In Montauban, a quiet medieval town an hour's drive north of Toulouse, that argument and her full-frontal attack on Macron seems likely to have some impact.
"We need a change. Something radical, as nothing has got better here. It has only got worse," said Agnes Noyant, a waitress in one of the town's seemingly thriving cafes.
"I might vote Le Pen on Sunday, and so might a lot of people around here. We need France to be great again.

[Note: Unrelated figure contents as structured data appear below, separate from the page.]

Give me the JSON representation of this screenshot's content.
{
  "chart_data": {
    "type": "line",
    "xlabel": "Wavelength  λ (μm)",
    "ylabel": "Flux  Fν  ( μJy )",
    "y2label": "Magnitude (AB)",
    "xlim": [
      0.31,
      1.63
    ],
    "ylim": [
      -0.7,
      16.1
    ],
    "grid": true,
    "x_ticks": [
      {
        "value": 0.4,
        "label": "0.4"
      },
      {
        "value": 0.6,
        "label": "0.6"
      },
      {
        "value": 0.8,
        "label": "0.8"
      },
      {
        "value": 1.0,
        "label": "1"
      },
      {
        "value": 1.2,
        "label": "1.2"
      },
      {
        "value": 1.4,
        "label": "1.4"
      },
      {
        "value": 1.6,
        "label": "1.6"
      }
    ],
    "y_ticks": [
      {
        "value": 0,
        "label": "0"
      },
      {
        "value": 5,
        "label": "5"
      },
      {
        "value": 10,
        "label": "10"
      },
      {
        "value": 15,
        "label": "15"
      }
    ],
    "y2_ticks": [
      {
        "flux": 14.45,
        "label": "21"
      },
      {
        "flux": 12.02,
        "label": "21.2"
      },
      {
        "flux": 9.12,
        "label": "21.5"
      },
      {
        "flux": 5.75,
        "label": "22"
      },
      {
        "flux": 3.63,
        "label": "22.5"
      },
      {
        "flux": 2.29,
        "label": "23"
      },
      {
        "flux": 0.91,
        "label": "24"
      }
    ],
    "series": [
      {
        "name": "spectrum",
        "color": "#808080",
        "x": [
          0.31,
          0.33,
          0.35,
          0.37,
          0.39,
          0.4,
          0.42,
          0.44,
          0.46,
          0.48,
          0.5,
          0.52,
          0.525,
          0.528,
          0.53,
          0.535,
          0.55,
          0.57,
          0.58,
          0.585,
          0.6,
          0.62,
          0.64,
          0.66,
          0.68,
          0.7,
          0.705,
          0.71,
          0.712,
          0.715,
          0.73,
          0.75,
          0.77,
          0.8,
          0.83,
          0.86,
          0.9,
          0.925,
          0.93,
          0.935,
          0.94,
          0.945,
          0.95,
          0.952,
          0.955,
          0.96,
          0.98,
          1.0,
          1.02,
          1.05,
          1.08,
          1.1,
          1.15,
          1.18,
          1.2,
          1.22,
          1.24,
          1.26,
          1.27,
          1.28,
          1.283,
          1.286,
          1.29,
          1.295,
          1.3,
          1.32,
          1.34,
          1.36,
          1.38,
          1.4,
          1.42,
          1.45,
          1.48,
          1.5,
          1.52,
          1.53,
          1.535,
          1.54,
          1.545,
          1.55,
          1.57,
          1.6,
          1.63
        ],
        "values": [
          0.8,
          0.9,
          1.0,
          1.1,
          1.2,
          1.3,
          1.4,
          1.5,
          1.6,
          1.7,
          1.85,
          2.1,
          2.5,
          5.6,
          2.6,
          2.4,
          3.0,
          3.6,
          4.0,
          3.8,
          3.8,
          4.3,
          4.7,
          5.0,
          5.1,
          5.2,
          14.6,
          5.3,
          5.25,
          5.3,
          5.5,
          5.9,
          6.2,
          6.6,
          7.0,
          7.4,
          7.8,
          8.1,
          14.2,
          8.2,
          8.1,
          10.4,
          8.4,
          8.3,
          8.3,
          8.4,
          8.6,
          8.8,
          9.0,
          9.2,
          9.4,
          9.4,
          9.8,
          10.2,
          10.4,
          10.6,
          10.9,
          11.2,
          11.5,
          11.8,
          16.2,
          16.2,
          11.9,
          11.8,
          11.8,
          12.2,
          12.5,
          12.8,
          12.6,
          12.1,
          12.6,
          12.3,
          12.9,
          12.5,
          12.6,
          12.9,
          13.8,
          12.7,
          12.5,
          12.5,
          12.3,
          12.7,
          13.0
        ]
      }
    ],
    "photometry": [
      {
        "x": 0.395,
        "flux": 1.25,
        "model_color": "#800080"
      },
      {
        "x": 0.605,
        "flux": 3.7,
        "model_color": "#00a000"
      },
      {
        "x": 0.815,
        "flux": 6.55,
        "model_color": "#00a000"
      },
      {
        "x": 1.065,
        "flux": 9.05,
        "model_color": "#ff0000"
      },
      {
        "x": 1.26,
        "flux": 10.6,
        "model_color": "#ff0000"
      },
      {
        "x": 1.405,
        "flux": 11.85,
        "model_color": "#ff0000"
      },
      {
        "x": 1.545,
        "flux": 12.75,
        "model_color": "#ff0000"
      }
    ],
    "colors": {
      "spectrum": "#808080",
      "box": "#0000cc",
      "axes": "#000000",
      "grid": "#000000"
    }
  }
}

It has changed too much."
The villages around Montauban are dominated by Le Pen posters and the area voted for the far-right in the first round, but there is also a sizeable Muslim population and a discreet mosque sitting less than 200 metres from the town's 11th-century church.
Ironically the region, along with the rest of southwest France, has a long and proud history of accepting refugees and new arrivals, from socialists fleeing Franco's Spain and civilians fleeing the Nazi onslaught in the hot summer of 1940 to "Pied Noir" French colonialists who fled Algeria when French rule came to an end.
Southwest France was also home to internment camps and Jews were dispatched from Toulouse and elsewhere by French police to Nazi concentration camps.
Back in Toulouse, Nogal, the hard-working Macron organiser, who is himself half-Spanish, is quick to point this out.
"My parents came here to escape Franco and fascism. My fear is that by voting for Le Pen, some people are forgetting the past, forgetting our history here," he said.
"I think we will win, but of course, I'm sad. We need to fight extremism, not vote for it."